Diploma, por André Forastieri
18 de junho de 2009 às 13:40 - Comentar“Agora que a profissão de jornalista está acabando, derrubaram a obrigatoriedade do diploma. Seria de rir se não fosse de chorar.
Mas, enfim, antes tarde. Como já repeti inúmeras outras vezes, abandonei a faculdade, porque era uma porcaria e chata (ECA-USP, entrei em 83 e larguei de vez em 88). Trabalho com muita gente formada faz pouco tempo ou ainda estudando. Percebo que continuam uma porcaria e chatas, todas, sem exceção.
Tento convencer todo mundo a largar, sempre sem sucesso. Agora finalmente não há mais justificativa para ninguém estudar jornalismo. Vão fechar todos os cursos ou quase, espero, o que é bom para o futuro jornalismo brasileiro. Nem tão bom para os meus colegas que viraram professores, mas a vida é assim.
Se você tem um blog, é escritor. Ponto final e acabou o assunto. Eu defendo que é jornalista, ou tão jornalista quanto eu. Reportagem é outra coisa. Exige técnica de redação, simples, capacidade de investigação e rigor na apuração, complicadíssimo e caro.
Um amigo que trabalha em TV garante que quase todos os repórteres só lêem o texto que os outros escrevem, inclusive vários bem famosos. Aí entram os jornalistas. Mesmo que você seja repórter de televisão e tenha sido contratada pelo belo sorriso e voz sedutora, o trabalho sujo tem que ser feito, se não por ti, por alguém mais feio e pior remunerado que você.

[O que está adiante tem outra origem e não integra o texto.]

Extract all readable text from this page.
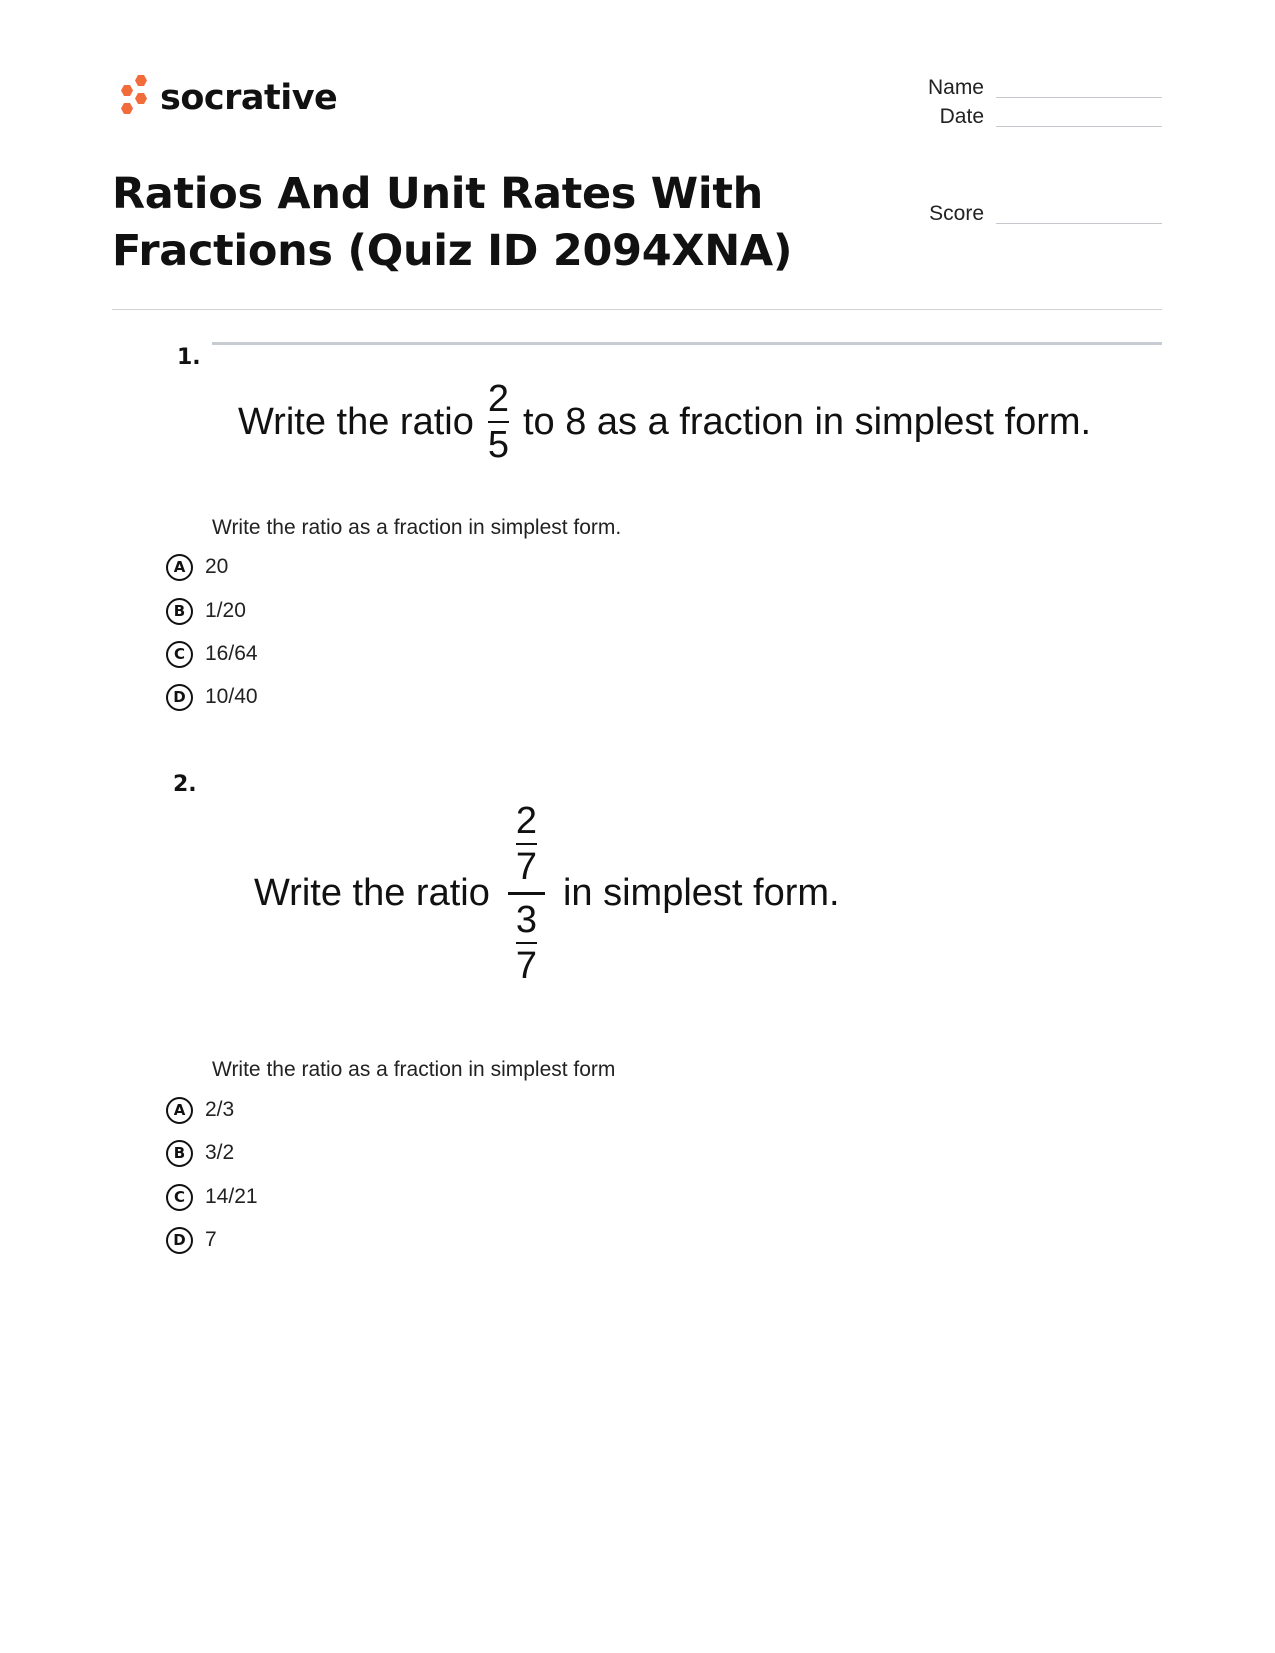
socrative	Name
Date
Score
Ratios And Unit Rates With Fractions (Quiz ID 2094XNA)
1.
Write the ratio $\frac{2}{5}$ to 8 as a fraction in simplest form.
Write the ratio as a fraction in simplest form.
A 20
B 1/20
C 16/64
D 10/40
2.
Write the ratio $\frac{\frac{2}{7}}{\frac{3}{7}}$ in simplest form.
Write the ratio as a fraction in simplest form
A 2/3
B 3/2
C 14/21
D 7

Supostamente jornalismo exige “independência financeira”, o que empresas de comunicação alegam que só pode ser conseguido através da venda de publicidade. Balela. O que grandes empresas de mídia querem é drenar o máximo da grana de publicidade, o que conseguem remunerando as agências de publicidade exatamente por concentrar o dinheiro dos anunciantes em cada empresa.
É a chamada bonificação de volume, BV, prática de mercado corriqueira no Brasil (e nem um pouco em outros países). É tão certa ou tão errada quanto adicionar 10% na conta para o garçom, independente do valor do jantar. É o dia a dia de veículos e agências e anunciantes (estes estão cada vez menos felizes com isso; os gringos, especialmente).
O BV está na bica de ser regulamentado. Eu acho que é tarde, tanto quanto acabar com a obrigatoriedade para o diploma de jornalismo. Desconfio que o modelo de BV está com os dias contados. E quem vai pagar os publicitários? Assunto para daqui a alguns dias.
Existem outros modelos, velhos – BBC, alguém? E precisamos criar novos. Que viabilizem financeiramente tantas vozes novas e independentes que nascem na internet, fazendo jornalismo em texto, foto, áudio e vídeo. E que viabilizem também, sim, a sobrevivência do velho e bom repórter.
Porque não basta ter uma opinião sobre o quebra-pau no Irã. Alguém tem que ir lá ao vivo e a cores e reportar os acontecimentos, para que os outros possam opinar sobre os fatos. Não basta repetir o que o banco disse no release. É preciso entender de verdade o que é um derivativo de crédito, saber fazer as perguntas certas para os banqueiros, cut through the bullshit. E ainda explicar depois em português claro o que está acontecendo de verdade na economia.
Esse tipo de trabalho de reportagem investigativa / analítica custa uma grana preta. E vai continuar custando. Quem vai pagar?
Bem, eu pagaria minha parte para mandar Ivan Lessa para o São Paulo Fashion Week, Chris Hitchens para o Capão Redondo ou mesmo Sabrina, Vesgo e Ceará para o Oscar. Quanto custa? Cem mil reais? Eu entro com R$ 10.00. Mais 9.999 amigos e está feito.”